Colin Peter Field served as head bartender at Bar Hemingway for 27 years and was widely considered one of the finest bartenders in the world. His signature creation, the Serendipity, was voted the world’s best cocktail by Forbes. Field maintained the bar’s reputation as a place where cocktails were treated with the same seriousness as the literary heritage on the walls. He was also the custodian of the Hemingway liberation story, the disputed Bloody Mary birthplace claim (contested by Harry’s New York Bar a few blocks away), and the general atmosphere of a room where history and hospitality overlap.
Can you visit Bar Hemingway without staying at the Ritz?
Yes, Bar Hemingway is open to non-hotel guests, though reservations are strongly recommended and the dress code is enforced.
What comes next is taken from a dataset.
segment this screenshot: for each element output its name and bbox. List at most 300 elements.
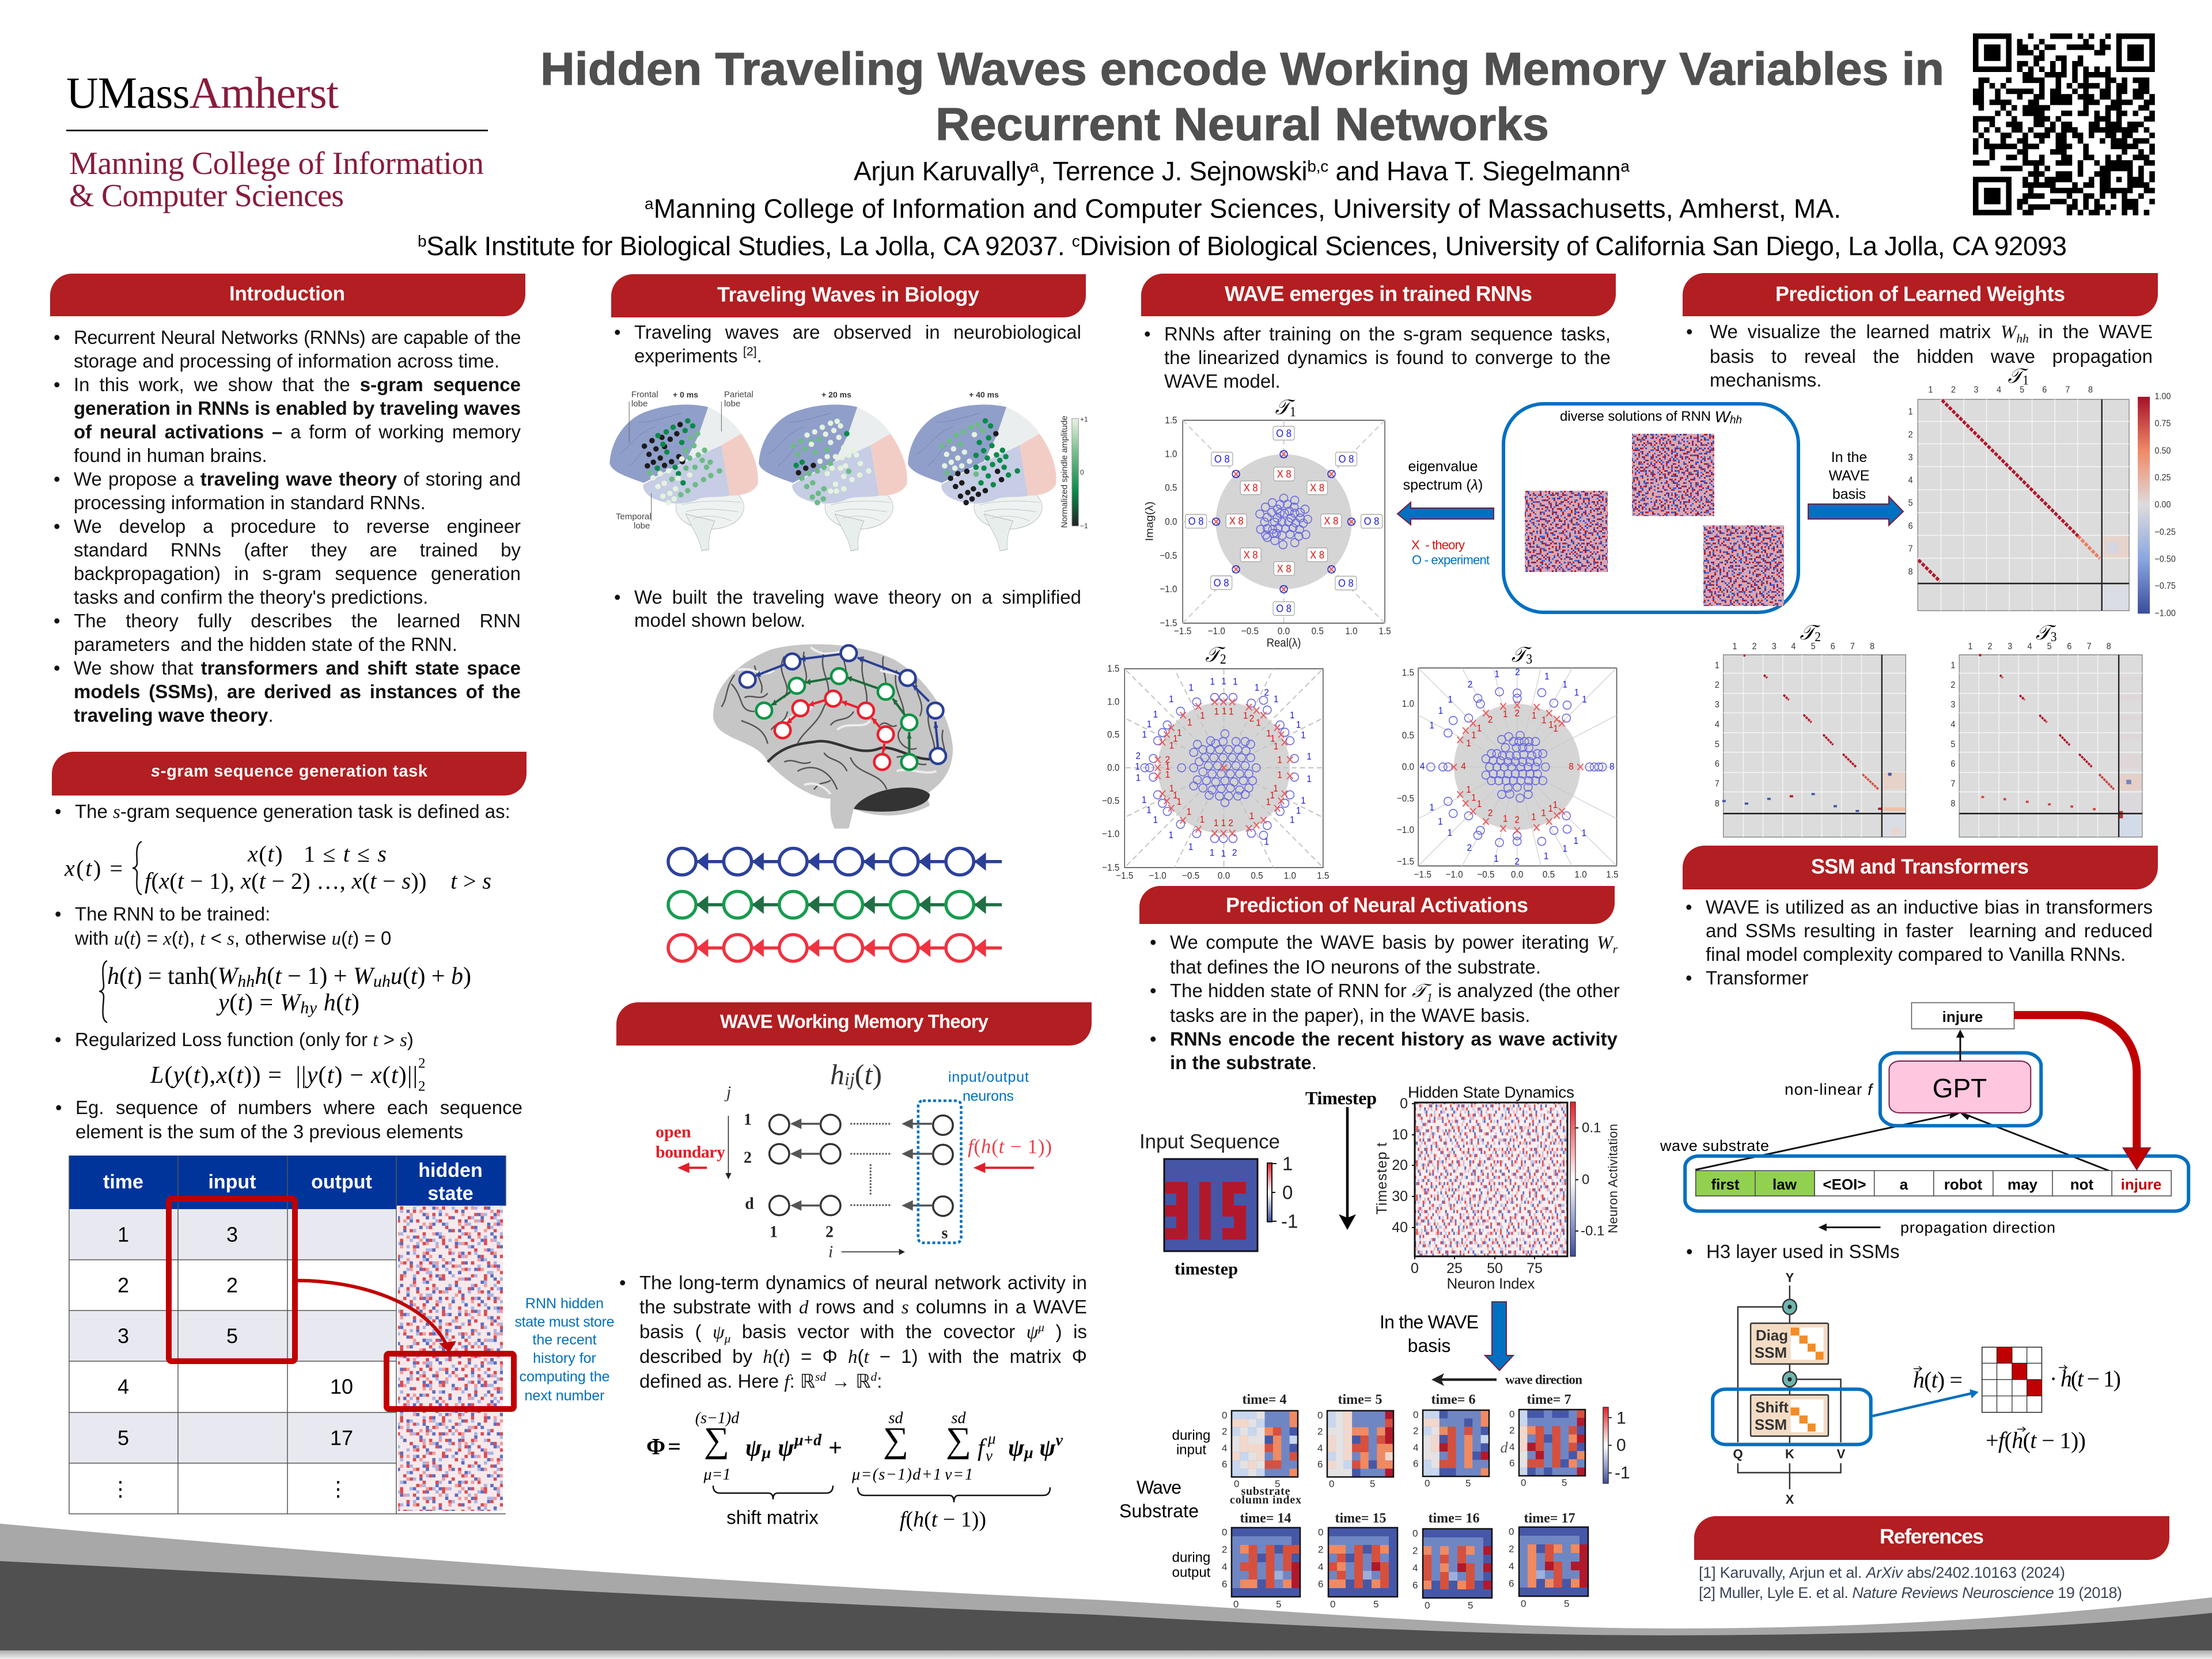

The bar is on the Rue Cambon side of the Ritz at 15 Place Vendome, 75001 Paris — a five-minute walk from the Tuileries and ten minutes from the Louvre. The space is intimate (about 30 seats), so walk-ins can be hit or miss, especially on weekend evenings. The Paris champagne bars trail connects Bar Hemingway with La Closerie des Lilas, the champagne bars of the Marais, and the wine shops of Rue du Nil for a full day out.
Sources: France 24 (The Day Hemingway Liberated the Ritz Bar), Atlas Obscura, Ritz Paris official history, Ernest Hemingway’s “A Moveable Feast.” Additional research from Foyer Magazine (Coco Chanel Suite) and Bond Lifestyle archives.